I really want to tell the guy I agreed to tutor in Japanese this. I'm just not interested in the stomach twisting, crazy mind-reading-necessary tasks, and I'm very unhappy being pointed to as the 'reason all goes wrong'. I don't think he's a bad guy, but I genuinely don't want to deal with him anymore. And not his 'old' personal assistant either. I feel like she's deriding my every decision. I'm new at this, and I thought I was doing a really good job, especially considering I was dropped into it with no real instruction.
I just want to get it all over with. I tense up every time my inbox records a new message, and my stomach clenches every time I see it's an email from either of them. Most of them are criticisms, and I just end up trying to defend myself. I'm not even gonna get paid for last week's (week four) work because 'he didn't ask for it'. I haven't been paid for week two or three yet, despite repeated appeals for it. And believe me, asking for money is nerve-wracking for me. I really want the confidence to bluntly require it, but I just don't have that aggressiveness. The only reason I've been able to ask for it more than once now is because its over $500 dollars, and that would really help us move.

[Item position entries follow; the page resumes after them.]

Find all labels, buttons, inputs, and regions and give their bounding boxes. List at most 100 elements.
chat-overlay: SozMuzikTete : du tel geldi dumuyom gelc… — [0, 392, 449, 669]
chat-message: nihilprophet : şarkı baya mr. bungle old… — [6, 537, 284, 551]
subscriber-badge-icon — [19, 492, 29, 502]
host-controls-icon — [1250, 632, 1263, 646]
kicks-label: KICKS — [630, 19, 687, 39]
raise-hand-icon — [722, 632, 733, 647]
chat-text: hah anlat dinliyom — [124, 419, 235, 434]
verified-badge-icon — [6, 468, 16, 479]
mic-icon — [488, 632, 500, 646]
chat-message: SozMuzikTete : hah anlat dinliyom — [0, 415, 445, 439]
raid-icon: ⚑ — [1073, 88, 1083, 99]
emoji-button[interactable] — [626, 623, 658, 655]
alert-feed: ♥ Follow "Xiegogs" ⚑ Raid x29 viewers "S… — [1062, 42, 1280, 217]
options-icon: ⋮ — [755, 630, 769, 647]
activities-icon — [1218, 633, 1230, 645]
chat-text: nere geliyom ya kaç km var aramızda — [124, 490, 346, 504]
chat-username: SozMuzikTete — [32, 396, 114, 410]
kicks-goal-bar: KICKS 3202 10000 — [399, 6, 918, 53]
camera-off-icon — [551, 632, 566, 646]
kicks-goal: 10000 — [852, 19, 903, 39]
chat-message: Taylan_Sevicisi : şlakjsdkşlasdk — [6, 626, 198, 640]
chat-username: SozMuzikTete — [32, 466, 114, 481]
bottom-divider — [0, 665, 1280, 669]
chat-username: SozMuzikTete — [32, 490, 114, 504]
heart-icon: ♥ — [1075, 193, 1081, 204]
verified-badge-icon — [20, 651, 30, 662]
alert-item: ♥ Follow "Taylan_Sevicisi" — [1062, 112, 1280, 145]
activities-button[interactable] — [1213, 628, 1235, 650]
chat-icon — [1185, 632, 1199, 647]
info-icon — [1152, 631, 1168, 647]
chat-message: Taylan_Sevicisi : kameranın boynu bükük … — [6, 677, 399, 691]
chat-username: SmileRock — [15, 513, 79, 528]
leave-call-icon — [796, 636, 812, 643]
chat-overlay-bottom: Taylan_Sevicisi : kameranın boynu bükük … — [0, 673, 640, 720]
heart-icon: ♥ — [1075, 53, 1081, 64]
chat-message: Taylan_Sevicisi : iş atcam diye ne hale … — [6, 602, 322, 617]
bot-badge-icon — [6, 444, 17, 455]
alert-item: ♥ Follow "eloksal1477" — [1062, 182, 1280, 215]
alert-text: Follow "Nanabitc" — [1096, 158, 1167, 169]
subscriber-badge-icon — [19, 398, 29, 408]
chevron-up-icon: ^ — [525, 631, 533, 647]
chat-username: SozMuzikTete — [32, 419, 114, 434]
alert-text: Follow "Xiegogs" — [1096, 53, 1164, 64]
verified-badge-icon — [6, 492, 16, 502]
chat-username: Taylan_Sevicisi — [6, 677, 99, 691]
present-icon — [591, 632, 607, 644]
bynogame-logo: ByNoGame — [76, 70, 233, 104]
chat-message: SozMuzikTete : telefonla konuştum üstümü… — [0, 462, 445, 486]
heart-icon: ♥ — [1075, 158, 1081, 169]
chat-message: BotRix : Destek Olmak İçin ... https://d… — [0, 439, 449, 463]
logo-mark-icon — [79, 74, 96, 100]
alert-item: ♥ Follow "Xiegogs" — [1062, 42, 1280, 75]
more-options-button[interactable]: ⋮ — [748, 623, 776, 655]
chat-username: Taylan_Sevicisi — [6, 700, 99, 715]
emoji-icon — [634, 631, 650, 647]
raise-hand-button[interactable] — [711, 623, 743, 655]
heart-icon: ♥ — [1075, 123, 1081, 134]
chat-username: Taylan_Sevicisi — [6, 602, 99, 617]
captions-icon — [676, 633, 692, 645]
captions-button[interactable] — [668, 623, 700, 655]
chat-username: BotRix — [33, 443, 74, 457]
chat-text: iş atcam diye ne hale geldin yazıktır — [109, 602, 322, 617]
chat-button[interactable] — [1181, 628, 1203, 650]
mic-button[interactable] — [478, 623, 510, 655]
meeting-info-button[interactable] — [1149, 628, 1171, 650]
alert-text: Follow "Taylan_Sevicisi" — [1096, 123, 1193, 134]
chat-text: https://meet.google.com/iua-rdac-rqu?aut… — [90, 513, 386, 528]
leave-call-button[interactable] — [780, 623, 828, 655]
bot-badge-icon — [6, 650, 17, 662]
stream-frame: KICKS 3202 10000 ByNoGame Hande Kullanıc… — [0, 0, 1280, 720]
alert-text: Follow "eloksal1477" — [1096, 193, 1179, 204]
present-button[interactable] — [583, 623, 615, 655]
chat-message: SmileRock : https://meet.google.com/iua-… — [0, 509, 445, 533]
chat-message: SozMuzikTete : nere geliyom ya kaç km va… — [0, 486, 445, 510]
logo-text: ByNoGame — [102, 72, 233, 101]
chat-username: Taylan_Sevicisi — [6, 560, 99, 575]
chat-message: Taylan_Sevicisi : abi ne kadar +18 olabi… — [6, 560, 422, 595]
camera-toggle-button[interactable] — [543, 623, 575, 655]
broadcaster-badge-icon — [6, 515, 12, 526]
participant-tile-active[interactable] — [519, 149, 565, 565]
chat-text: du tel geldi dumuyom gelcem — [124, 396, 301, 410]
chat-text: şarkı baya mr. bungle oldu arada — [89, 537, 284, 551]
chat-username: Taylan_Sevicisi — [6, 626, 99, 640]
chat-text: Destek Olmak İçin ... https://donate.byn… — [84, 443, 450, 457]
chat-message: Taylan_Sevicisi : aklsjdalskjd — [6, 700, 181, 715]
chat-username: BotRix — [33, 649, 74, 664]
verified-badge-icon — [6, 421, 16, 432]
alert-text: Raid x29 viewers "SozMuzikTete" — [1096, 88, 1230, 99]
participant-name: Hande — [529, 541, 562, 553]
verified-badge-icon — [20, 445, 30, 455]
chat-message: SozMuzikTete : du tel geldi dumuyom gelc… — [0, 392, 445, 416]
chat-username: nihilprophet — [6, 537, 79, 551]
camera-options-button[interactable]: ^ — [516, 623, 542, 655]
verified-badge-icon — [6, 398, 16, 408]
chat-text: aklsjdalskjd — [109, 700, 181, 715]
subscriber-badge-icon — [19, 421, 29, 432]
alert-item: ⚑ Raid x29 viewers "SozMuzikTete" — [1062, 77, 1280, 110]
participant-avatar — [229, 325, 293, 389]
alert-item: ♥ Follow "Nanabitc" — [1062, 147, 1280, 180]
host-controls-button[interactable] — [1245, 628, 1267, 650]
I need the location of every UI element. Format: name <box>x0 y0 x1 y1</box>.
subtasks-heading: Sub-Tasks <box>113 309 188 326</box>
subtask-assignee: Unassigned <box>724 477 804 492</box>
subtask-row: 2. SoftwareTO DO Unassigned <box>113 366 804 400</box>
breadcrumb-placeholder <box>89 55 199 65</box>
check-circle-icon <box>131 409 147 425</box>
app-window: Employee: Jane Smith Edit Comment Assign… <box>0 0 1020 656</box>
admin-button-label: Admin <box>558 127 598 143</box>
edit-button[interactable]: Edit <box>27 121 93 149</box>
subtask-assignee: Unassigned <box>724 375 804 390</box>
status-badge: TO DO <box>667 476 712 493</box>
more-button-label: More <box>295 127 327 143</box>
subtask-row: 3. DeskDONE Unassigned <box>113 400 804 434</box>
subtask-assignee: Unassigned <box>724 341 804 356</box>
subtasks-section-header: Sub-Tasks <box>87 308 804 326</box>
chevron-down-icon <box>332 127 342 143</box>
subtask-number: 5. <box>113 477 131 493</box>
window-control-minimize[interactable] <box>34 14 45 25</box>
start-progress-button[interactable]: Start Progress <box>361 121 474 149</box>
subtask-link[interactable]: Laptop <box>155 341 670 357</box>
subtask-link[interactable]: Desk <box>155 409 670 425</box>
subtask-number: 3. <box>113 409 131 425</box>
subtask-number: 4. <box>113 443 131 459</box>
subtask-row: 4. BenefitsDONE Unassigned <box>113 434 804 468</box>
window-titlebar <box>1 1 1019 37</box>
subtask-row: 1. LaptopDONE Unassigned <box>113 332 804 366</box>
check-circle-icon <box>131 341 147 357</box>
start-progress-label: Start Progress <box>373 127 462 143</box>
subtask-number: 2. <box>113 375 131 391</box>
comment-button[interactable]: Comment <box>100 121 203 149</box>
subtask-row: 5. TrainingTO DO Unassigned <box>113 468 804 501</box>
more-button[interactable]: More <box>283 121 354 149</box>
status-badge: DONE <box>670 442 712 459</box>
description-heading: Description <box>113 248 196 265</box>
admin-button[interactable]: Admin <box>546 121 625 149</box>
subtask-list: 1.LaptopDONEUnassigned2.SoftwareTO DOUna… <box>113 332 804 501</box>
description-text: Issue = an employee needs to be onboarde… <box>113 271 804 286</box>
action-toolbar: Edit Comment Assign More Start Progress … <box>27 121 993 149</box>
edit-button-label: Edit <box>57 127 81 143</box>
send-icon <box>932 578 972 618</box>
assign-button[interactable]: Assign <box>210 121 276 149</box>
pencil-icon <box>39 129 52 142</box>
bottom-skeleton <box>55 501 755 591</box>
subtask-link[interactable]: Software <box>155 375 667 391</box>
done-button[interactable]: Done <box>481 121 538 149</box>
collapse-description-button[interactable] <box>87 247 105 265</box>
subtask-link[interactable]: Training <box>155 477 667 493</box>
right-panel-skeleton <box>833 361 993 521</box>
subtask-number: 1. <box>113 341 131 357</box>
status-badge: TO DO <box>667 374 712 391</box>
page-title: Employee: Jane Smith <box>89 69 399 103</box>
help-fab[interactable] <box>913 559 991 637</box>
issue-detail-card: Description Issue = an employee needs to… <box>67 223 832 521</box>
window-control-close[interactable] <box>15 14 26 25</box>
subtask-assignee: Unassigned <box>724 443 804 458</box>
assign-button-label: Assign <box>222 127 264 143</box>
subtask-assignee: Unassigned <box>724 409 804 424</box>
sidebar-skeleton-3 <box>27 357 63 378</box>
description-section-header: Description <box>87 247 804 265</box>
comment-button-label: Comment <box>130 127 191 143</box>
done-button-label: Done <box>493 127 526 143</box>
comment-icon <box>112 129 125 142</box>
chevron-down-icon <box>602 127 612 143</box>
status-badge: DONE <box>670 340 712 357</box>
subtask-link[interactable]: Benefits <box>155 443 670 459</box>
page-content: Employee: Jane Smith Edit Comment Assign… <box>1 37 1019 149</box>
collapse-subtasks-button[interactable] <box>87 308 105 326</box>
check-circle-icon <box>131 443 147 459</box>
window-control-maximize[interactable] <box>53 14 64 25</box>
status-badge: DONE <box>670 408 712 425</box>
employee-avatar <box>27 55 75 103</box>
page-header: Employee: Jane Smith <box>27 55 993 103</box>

Oh yeah. We're moving. Back to NC if Hubbykins doesn't get offered something better before then. It's the whole reason I took this job on. I was like 'Ooh, extra money to help us move!' and now I haven't been paid in so long I'm like 'Fuck it. I want the money, but not the recriminations. Just fuck it.' But I'm still holding on because Hubby is super worried about the cost of moving and I want to help as much as I can. >__< I'm not saying I'm not worried, but I do have confidence it'll work out.
I got my NC massage license application in the mail today. So I need to fill it out and send it back pronto so i'll have my license by the time we move back. They require 2 months to process the application.
I was gonna write a lot more, but we need to get to bed. Love you all!